Thursday, January 20, 2005

Business Paradigms: eBay versus Amazon

The dynamics of human interaction in a marketplace have not changed all that much since the first axehead was traded for a shiny stone. The maximization of value, profit and satisfaction are still the critical success factors in a commercial transaction. The exploding digital economy has introduced various new channels for connecting buyers and sellers. These channels range from manufacturer catalogs to retail stores online. An alternative model, one that represents a commercial undercurrent as old as traditional commerce, is represented by the eBay model.

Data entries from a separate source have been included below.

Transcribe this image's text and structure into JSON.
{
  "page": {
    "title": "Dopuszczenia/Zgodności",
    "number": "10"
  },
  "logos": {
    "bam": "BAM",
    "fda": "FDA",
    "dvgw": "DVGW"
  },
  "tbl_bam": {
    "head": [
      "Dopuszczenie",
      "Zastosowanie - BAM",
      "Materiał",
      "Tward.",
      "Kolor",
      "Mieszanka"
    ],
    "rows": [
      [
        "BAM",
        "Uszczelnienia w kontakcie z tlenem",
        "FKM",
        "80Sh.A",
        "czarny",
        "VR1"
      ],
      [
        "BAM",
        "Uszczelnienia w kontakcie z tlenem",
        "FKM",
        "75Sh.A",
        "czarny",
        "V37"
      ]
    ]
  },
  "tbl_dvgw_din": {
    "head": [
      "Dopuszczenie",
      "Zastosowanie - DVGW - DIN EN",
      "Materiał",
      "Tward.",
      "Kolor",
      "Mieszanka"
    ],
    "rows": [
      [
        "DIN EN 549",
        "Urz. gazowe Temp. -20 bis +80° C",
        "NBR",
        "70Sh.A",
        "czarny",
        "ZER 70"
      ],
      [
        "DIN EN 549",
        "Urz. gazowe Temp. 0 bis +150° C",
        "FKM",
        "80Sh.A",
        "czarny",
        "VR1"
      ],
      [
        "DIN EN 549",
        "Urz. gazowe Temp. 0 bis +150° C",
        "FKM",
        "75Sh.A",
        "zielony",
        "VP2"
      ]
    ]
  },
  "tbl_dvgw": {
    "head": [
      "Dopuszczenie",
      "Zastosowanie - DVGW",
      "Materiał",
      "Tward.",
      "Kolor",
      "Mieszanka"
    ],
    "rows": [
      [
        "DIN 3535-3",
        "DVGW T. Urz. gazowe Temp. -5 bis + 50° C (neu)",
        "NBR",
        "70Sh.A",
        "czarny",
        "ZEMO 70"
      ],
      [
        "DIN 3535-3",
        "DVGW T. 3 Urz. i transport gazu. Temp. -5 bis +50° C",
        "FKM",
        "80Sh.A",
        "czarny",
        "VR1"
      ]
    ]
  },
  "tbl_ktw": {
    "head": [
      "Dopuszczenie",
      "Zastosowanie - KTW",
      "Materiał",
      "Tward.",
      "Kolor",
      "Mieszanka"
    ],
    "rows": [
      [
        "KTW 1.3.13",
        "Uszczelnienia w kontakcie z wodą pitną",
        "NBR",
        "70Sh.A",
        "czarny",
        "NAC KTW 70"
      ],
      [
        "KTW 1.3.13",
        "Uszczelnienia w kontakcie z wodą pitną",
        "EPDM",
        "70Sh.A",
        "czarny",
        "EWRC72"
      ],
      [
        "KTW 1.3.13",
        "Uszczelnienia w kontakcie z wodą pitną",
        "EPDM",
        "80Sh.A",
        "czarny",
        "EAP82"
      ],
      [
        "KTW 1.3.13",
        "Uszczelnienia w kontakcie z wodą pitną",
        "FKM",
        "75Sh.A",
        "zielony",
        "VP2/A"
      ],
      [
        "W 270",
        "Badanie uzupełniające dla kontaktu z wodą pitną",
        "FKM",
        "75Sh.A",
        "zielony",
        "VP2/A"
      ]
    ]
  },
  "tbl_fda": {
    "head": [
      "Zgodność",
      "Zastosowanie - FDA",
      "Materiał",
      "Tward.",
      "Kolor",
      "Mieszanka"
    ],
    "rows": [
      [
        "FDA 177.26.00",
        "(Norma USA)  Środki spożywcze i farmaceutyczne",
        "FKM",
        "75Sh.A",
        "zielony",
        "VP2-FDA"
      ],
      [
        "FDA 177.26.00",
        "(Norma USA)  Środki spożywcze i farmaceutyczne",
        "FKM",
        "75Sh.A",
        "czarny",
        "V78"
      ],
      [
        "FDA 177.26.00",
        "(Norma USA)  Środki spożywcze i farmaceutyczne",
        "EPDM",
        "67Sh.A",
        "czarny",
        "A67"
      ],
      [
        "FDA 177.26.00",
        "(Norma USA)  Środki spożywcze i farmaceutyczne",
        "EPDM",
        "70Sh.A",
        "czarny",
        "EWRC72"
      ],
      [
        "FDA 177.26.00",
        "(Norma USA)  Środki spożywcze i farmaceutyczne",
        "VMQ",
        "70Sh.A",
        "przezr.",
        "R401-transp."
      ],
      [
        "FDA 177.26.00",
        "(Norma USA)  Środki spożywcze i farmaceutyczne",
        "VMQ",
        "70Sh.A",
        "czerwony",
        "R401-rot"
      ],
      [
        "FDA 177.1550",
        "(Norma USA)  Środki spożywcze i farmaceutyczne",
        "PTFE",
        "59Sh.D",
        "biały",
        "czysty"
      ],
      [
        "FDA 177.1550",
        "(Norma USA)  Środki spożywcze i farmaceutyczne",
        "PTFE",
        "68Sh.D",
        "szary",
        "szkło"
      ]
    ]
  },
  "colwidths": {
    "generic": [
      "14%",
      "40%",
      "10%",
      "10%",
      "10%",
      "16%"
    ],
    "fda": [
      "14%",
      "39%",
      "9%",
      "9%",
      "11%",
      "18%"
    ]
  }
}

eBay provides a fluid, ever-changing marketplace to anyone with a modem and an axehead to sell. The pricing dynamics are far more fluid than a traditional store or market, and constitute greater involvement of the purchaser in the pricing decision.

Amazon represents the other, more formal, model of online sales. While Amazon does have it's own auctions fora, it is more identified as an intermediary between manufacturers and consumers, like any other retailer. Because of it's sheer economic heft, Amazon is able to extract savings from the suppliers and pass some on to the customers, much like the more well-known gorilla, Walmart.

While it is not the case that one model will win out over the other in the long term, I find better value in the Amazon model. The price arbitrage in the eBay model is short-lived and not significant when you factor in shipping costs, and I have observed pricing for different categories in eBay tend to seek certain levels, a topic for another time. The significant advantage of eBay is as a forum for disintermediation of the buyer and the seller, and as a seeding ground for a thousand Amazons, as it were.

eBay margins, themselves, are rapidly shrinking. Recent quarterly results were below expectations. This was caused by, according to the management, because "Holiday sales, on which many of the small retailers who have set up shop on eBay's site depend for fourth-quarter sales, were "weaker than expected in the United States and Germany," Other reasons cited were "rapid growth in low-margin related businesses" that helped gross margins erode to 30% in the quarter from 31% in the previous year, and a $7.6 million loss related to "a foreign exchange hedge that impacted our bottom line." While one bad quarter does not a failure make, there will be serious rethinking underway in business circles. Notably, eBay's gross merchandise volume -- the total amount of goods traded through eBay -- as well as the number of new listing, both gained by 39% in the fourth quarter. This is the first time they have been below 40%. In effect, they are seeing saturation in their space.

From being a back-alley phenomenon, the business model represented by eBay has come a long way. There is no let up in the growth of the Amazon business model however. The challenges between the two business models finds a corollary in the technology space as well - the open source movement has made great gains against commercial, closed-source software. Eric Raymond's seminal paper "The Cathedral And The Bazaar" captures some of these dynamics. Here too, there is ample scope for both models to continue to develop and deliver business value, despite partisan opinions. If you disagree, I've got a shiny axehead for you.